A Steiner point candidate-based heuristic framework for the Steiner tree problem in graphs

摘要

The underlying models of many practical problems in various engineering fields are equivalent to the Steiner tree problem in graphs, which is a typical NP-hard combinatorial optimization problem. Thus, developing a fast and effective heuristic for the Steiner tree problem in graphs is of universal significance. By analyzing the advantages and disadvantages of the fast classic heuristics, we find that the shortest paths and Steiner points play important roles in solving the Steiner tree problem in graphs. Based on the analyses, we propose a Steiner point candidate-based heuristic algorithm framework (SPCF) for solving the Steiner tree problem in graphs.
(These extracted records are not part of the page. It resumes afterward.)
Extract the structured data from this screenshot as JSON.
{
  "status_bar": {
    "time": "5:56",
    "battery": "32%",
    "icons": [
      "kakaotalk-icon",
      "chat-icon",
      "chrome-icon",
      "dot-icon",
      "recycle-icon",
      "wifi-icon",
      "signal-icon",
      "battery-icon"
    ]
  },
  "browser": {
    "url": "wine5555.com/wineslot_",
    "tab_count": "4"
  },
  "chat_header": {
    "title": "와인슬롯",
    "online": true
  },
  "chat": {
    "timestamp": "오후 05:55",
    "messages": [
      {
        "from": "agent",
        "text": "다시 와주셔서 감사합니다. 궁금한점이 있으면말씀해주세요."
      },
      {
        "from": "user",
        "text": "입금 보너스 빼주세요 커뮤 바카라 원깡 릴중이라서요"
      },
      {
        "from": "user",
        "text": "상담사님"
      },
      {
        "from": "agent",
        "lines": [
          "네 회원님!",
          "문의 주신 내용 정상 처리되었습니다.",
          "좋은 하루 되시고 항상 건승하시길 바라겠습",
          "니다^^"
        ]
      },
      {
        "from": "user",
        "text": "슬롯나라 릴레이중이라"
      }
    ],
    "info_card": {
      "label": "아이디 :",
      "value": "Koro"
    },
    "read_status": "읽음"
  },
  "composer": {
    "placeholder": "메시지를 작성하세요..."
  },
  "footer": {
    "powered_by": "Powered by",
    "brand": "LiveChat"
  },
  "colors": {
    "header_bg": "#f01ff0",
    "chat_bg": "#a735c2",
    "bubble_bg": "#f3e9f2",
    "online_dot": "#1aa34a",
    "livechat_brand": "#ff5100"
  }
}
SPCF consists of four stages: marking SPC_Ⅰ points, constructing the Steiner tree, eliminating the detour paths, and SPC_Ⅱ-based refining stage. For each procedure of SPCF, we present several alternative strategies to make the trade-off between the effectiveness and efficiency of the algorithm. By finding the shortest path clusters between vertex sets, several methods are proposed to mark the first type of Steiner point candidates SPC_Ⅰ. The solution qualities of the classic heuristics are effectively improved by looking SPC_Ⅰ points as terminals. By constructing a Voronoi diagram, a series of methods are suggested to mark the second type of Steiner point candidates SPC_Ⅱ. The feasible solution quality is efficiently improved by employing the SPC_Ⅱ points as the insertable key-vertices in key-vertex insertion local search method. Numerical experiments show that the proposed strategies are all effective for improving the solution quality. Compared with other effective algorithms, the proposed algorithms can achieve better solution quality and speed performance.